| Date | November 2017 | Marks available | 2 | Reference code | 17N.3srg.hl.TZ0.1 |
| Level | HL only | Paper | Paper 3 Sets, relations and groups | Time zone | TZ0 |
| Command term | State and Justify | Question number | 1 | Adapted from | N/A |
Question
Consider the group \(\{ G,{\text{ }}{ \times _{18}}\} \) defined on the set \(\{ 1,{\text{ }}5,{\text{ }}7,{\text{ }}11,{\text{ }}13,{\text{ }}17\} \) where \({ \times _{18}}\) denotes multiplication modulo 18. The group \(\{ G,{\text{ }}{ \times _{18}}\} \) is shown in the following Cayley table.

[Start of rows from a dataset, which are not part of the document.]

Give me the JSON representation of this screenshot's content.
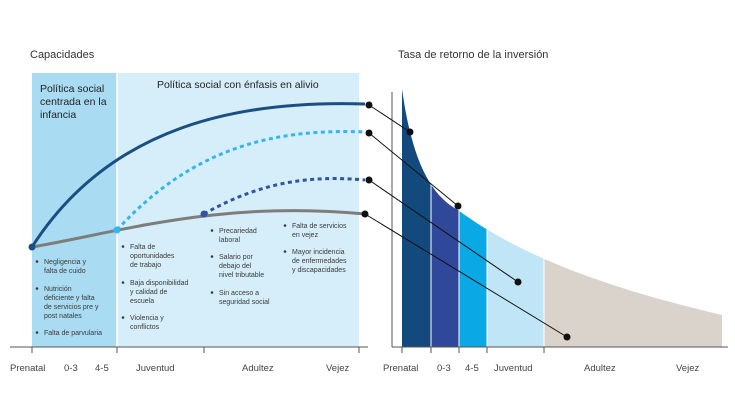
{
  "left_panel": {
    "title": "Capacidades",
    "region_early_label": [
      "Política social",
      "centrada en la",
      "infancia"
    ],
    "region_relief_label": "Política social con énfasis en alivio",
    "x_axis_labels": [
      "Prenatal",
      "0-3",
      "4-5",
      "Juventud",
      "Adultez",
      "Vejez"
    ],
    "risk_groups": [
      {
        "stage": "Prenatal / 0-3",
        "items": [
          [
            "Negligencia y",
            "falta de cuido"
          ],
          [
            "Nutrición",
            "deficiente y falta",
            "de servicios pre y",
            "post natales"
          ],
          [
            "Falta de parvularia"
          ]
        ]
      },
      {
        "stage": "Juventud",
        "items": [
          [
            "Falta de",
            "oportunidades",
            "de trabajo"
          ],
          [
            "Baja disponibilidad",
            "y calidad de",
            "escuela"
          ],
          [
            "Violencia y",
            "conflictos"
          ]
        ]
      },
      {
        "stage": "Adultez",
        "items": [
          [
            "Precariedad",
            "laboral"
          ],
          [
            "Salario por",
            "debajo del",
            "nivel tributable"
          ],
          [
            "Sin acceso a",
            "seguridad social"
          ]
        ]
      },
      {
        "stage": "Vejez",
        "items": [
          [
            "Falta de servicios",
            "en vejez"
          ],
          [
            "Mayor incidencia",
            "de enfermedades",
            "y discapacidades"
          ]
        ]
      }
    ]
  },
  "right_panel": {
    "title": "Tasa de retorno de la inversión",
    "x_axis_labels": [
      "Prenatal",
      "0-3",
      "4-5",
      "Juventud",
      "Adultez",
      "Vejez"
    ]
  },
  "colors": {
    "early_region": "#a9dcf3",
    "relief_region": "#d6eefa",
    "curve_high": "#1b4f82",
    "curve_mid_dotted": "#35b6ea",
    "curve_low_dotted": "#2f54a0",
    "curve_base": "#7d7d7d",
    "bar_prenatal": "#124a7d",
    "bar_03": "#30489a",
    "bar_45": "#0aa9e6",
    "bar_youth": "#bfe5f7",
    "bar_adult": "#d9d3cc",
    "connector": "#111111"
  }
}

The subgroup of \(\{ G,{\text{ }}{ \times _{18}}\} \) of order two is denoted by \(\{ K,{\text{ }}{ \times _{18}}\} \).
Find the order of elements 5, 7 and 17 in \(\{ G,{\text{ }}{ \times _{18}}\} \).
State whether or not \(\{ G,{\text{ }}{ \times _{18}}\} \) is cyclic, justifying your answer.

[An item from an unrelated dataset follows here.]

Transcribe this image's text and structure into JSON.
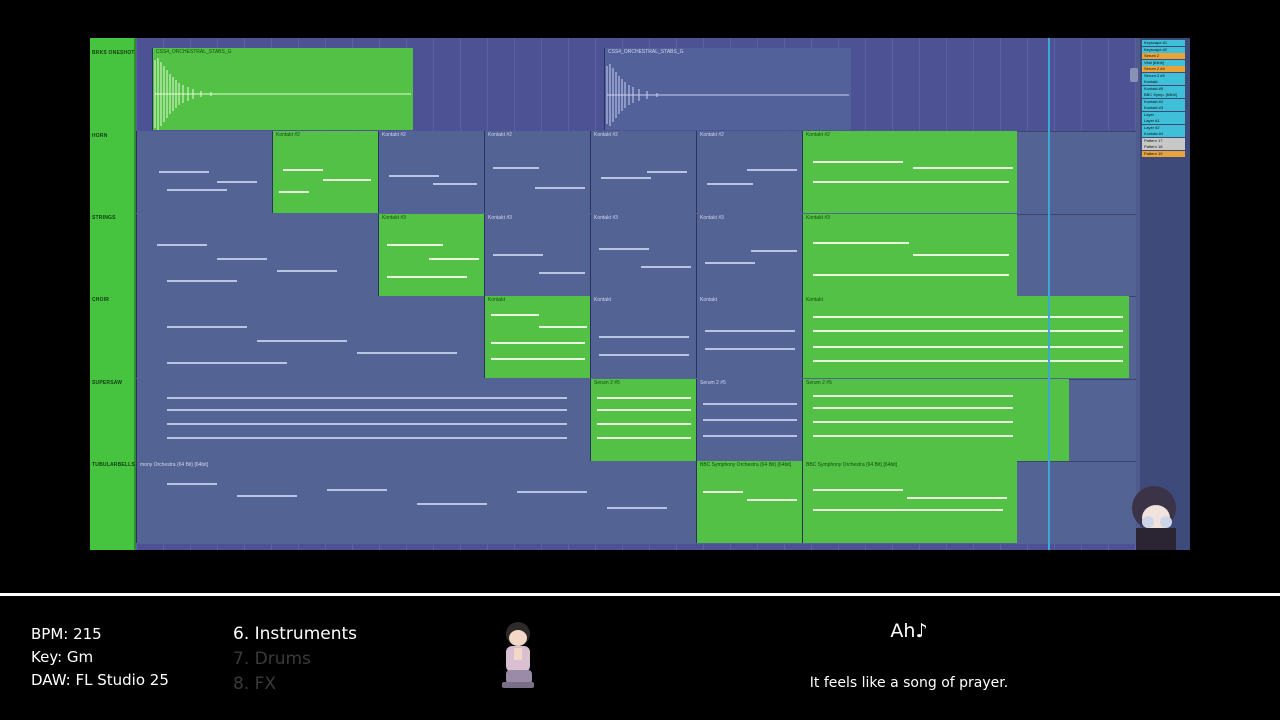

Write down the elements in set \(K\).
Find the left cosets of \(K\) in \(\{ G,{\text{ }}{ \times _{18}}\} \).
Markscheme
considering powers of elements (M1)
5 has order 6 A1
7 has order 3 A1
17 has order 2 A1
[4 marks]
\(G\) is cyclic A1
because there is an element (are elements) of order 6 R1
Note: Accept “there is a generator”; allow A1R0.
[3 marks]
\(\{ 1,{\text{ }}17\} \) A1
[1 mark]
multiplying \(\{ 1,{\text{ }}17\} \) by each element of \(G\) (M1)
\(\{ 1,{\text{ }}17\} ,{\text{ }}\{ 5,{\text{ }}13\} ,{\text{ }}\{ 7,{\text{ }}11\} \) A1A1A1
[4 marks]